In the final step z₀, used as an input to the classifier for prediction (step 4 in Figure 1).

Selection of Optimal Parameters

In t-SNE, there are several parameters that need to be tuned for good performance, such as the perplexity per, which is defined as a smooth measure of the effective number of neighbors.

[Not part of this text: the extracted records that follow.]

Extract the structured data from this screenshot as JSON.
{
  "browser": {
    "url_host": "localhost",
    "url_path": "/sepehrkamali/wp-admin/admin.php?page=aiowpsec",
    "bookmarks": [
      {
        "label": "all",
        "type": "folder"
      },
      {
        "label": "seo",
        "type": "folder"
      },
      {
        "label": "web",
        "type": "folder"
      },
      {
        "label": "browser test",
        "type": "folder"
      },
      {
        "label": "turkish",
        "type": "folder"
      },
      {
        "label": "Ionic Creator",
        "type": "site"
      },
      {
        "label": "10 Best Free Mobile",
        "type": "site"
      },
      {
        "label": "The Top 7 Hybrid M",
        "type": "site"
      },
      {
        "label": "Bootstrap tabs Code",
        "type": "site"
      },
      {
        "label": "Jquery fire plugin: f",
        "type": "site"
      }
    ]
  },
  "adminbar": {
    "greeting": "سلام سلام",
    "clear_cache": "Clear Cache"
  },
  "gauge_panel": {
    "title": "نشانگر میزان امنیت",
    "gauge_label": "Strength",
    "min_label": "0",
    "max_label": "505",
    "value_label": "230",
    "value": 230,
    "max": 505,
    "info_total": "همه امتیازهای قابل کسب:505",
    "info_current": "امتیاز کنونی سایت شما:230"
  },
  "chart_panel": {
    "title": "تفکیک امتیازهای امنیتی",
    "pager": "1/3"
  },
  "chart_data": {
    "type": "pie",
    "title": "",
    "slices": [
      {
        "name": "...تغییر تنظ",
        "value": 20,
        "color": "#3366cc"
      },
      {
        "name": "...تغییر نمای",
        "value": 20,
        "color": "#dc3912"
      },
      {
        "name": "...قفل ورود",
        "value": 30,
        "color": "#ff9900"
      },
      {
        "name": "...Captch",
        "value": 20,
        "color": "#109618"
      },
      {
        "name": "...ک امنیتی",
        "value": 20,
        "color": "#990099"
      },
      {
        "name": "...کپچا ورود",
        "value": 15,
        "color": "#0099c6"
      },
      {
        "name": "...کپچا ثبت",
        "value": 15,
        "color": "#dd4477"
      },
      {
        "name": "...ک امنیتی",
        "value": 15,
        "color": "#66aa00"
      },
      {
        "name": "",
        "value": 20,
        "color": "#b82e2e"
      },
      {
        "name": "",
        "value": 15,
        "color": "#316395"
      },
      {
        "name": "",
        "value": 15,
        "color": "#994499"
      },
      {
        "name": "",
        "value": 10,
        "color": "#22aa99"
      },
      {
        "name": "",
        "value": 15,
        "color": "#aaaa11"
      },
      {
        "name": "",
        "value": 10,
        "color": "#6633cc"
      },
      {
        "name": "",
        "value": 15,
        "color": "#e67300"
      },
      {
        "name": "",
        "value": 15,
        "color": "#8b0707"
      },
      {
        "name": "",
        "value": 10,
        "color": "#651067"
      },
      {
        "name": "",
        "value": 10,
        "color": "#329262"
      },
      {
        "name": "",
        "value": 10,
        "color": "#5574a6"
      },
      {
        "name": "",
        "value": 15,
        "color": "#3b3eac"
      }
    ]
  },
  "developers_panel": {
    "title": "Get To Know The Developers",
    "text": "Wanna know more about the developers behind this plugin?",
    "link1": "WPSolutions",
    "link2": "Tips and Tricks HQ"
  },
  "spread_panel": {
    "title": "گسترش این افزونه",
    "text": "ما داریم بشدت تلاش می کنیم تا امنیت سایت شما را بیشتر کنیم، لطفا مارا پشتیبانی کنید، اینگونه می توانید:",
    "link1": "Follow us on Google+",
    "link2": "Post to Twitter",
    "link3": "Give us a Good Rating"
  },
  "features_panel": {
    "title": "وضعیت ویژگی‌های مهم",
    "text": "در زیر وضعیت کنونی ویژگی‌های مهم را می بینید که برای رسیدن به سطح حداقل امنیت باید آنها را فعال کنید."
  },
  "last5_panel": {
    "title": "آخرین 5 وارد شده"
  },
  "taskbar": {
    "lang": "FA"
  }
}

It has been suggested that a typical value for this parameter is between 5 and 50 (Maaten and Hinton, 2008). In practice, proper tuning of per requires users to understand the inner working of the t-SNE method as well as to have hands-on experience. In our study, the tuning of parameters can be achieved based on the performance of classifications. In particular, a grid search with fivefold cross-validation is used to tune the parameters, including the perplexity per, maximum number of iterations iter, output dimensionality dim, and number of neighbors k. The optimal combination of parameters is selected via maximizing mean cross-validation accuracy.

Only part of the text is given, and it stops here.